I wish she were alive, but I am grateful for her death. If she were alive, I would likely still be working at the literary agency.  For how much longer in my life would I have believed there was time for everything? … Her leaving taught me about the worst sadness, one we all must face eventually…. She taught me that the world would continue without me. And eventually I learned the lesson…. Everything is cliché. Here death taught me that life is short.

I still rebel against this in my head — NO I AM GOING TO LIVE FOREVER.  But hey, eventually I will learn the lesson, hopefully before too long.  Maybe once I have a job that is fulfilling I’ll be willing to consider this more…

Turtles All the Way Down is also good, it really put me at least in that teenage mindset.  Possibility isn’t quite the word I’m looking for, but life just looks different when you’re fifteen.  Anything might happen.  The Fault In Our Stars was better, but such is life.

Currently reading: Hamilton by Ron Chernow (this one is going to take a while…) and It’s All Relative: Adventures Up and Down the Family Tree by AJ Jacobs.  Also considering a trip to the library…

Sadly I’m still carrying a lot of baggage around from last year.
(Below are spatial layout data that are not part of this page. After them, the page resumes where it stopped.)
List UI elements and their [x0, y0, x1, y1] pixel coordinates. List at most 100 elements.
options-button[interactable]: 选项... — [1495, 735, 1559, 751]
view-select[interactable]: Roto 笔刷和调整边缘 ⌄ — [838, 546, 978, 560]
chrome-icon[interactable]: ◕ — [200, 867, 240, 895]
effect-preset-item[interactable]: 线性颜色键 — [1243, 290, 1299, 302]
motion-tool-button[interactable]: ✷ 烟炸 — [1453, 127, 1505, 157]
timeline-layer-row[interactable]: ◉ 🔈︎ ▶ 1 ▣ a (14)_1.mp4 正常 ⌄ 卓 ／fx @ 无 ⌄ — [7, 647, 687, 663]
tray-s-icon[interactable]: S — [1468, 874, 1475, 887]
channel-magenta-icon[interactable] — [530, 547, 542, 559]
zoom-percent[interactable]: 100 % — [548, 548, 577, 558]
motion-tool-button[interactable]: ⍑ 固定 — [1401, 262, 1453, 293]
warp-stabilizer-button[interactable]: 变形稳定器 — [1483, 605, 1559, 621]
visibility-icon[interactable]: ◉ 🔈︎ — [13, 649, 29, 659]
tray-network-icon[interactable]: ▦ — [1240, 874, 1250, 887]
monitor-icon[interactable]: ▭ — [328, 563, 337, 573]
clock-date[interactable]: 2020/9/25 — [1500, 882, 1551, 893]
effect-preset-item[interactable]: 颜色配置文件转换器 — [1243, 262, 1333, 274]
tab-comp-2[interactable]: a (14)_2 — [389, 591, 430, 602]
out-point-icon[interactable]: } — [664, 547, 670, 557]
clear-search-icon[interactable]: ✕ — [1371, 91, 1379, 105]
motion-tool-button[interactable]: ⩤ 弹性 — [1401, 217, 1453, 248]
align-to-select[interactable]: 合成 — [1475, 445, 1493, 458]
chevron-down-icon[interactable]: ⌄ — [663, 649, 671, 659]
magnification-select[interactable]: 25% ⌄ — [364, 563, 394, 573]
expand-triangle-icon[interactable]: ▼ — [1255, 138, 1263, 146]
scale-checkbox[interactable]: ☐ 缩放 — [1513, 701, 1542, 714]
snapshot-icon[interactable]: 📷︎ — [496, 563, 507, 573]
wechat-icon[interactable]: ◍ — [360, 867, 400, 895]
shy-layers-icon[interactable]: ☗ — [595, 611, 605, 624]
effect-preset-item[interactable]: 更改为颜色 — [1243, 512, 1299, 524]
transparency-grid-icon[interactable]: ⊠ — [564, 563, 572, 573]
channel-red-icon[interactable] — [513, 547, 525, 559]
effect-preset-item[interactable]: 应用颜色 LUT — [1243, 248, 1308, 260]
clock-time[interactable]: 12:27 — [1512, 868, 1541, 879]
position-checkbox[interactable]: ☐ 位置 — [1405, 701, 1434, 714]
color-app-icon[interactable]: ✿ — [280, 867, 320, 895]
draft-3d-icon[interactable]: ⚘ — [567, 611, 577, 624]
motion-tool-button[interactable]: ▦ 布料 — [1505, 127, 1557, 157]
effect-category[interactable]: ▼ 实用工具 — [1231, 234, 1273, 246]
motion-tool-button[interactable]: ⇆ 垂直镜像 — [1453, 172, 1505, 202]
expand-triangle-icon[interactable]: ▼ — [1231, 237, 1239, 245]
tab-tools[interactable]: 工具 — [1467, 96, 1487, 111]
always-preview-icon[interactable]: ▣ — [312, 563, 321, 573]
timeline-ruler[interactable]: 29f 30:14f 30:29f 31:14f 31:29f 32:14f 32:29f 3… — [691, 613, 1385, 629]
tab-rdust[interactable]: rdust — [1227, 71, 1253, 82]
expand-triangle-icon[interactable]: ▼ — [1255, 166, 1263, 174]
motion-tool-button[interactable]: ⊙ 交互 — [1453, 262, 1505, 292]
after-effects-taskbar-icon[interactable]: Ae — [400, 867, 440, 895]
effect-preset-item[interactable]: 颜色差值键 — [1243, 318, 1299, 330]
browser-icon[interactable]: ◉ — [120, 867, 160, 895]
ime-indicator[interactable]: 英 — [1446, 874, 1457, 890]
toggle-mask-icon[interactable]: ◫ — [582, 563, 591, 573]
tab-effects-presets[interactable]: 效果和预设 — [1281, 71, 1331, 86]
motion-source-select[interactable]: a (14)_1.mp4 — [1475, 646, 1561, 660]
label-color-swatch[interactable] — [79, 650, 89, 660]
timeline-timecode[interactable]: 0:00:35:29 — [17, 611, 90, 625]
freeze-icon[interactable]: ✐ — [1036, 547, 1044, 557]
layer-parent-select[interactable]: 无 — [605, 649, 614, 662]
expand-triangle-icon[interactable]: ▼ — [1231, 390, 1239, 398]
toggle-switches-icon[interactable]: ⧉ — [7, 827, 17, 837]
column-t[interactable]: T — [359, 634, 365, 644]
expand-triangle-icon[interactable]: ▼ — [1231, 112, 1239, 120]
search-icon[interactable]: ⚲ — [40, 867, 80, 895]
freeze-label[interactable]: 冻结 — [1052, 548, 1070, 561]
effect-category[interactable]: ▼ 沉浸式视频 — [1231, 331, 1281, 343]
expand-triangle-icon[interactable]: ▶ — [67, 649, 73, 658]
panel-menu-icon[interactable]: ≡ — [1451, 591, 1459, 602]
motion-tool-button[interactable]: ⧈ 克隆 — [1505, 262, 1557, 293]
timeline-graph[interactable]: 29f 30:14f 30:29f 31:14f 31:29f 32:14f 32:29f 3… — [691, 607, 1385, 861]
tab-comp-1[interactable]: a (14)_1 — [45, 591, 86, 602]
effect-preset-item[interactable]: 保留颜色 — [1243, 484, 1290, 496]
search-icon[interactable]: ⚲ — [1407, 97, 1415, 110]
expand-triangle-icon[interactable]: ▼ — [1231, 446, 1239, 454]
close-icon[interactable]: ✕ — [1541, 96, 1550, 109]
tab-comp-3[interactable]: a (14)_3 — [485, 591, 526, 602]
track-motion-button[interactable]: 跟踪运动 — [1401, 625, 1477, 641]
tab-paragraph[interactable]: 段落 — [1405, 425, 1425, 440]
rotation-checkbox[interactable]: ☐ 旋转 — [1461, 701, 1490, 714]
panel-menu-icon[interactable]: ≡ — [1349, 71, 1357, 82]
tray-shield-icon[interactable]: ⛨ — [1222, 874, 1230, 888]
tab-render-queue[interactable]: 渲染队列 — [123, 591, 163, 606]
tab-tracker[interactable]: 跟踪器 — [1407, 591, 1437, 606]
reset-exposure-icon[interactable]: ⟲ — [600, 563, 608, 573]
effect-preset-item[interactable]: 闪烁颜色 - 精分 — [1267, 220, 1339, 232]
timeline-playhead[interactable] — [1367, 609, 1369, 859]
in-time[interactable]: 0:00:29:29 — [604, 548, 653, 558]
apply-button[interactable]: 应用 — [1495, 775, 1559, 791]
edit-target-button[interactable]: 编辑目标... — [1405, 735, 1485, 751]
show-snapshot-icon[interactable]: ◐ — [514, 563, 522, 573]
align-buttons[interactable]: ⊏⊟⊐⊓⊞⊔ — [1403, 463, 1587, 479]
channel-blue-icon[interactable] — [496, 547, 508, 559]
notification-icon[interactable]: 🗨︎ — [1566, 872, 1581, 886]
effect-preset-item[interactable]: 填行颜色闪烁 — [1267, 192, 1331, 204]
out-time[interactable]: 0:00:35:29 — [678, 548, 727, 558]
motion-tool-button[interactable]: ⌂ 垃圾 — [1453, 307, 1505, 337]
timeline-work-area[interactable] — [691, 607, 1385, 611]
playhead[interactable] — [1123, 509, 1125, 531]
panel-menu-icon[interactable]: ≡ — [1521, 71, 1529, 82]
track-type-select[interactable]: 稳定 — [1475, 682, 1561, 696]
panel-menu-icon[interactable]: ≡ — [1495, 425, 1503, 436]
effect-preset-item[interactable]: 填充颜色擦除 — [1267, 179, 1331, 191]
I’ve been stressed out and generally spurting emotions. Work has been tough. Telling people they aren’t going to see their kid for the holidays, dealing with crazy people, dealing with mean people, dealing with the overwhelming workload that just. never. stops. I’m resolving to try to work more steadily. To take specific time off, but also not force myself to say…do 5 hours of work from 7pm-12am… Wonder what I am taking a break from now? And also to try not to let people get to me so much. Yeah, me making a mistake isn’t great, but it isn’t the END OF THE WORLD. And yeah, someone may go off on me again, but heck they do that when I don’t make mistakes. So really, I just need to not let that get to me.

*Also I’d like to run 500 miles this year. Maybe 2 half marathons? If we’re dreaming big.

*Stop saying the word “remember” to my Mom. She doesn’t and it just makes me sad.

*Keep trying to force myself to eat apples and yogurt even though I don’t like them. Maybe see if I can start not hating grapes?

*Not overspend, take everything I’ve saved over this year in August and donate half to charity and put half towards my loans.

*Stop freaking out so much about the future, but you know apply for more jobs and such.

*Keep the apartment cleaner, clean out my room at my parent’s house.

I think that’s everything? What are you guys thinking about?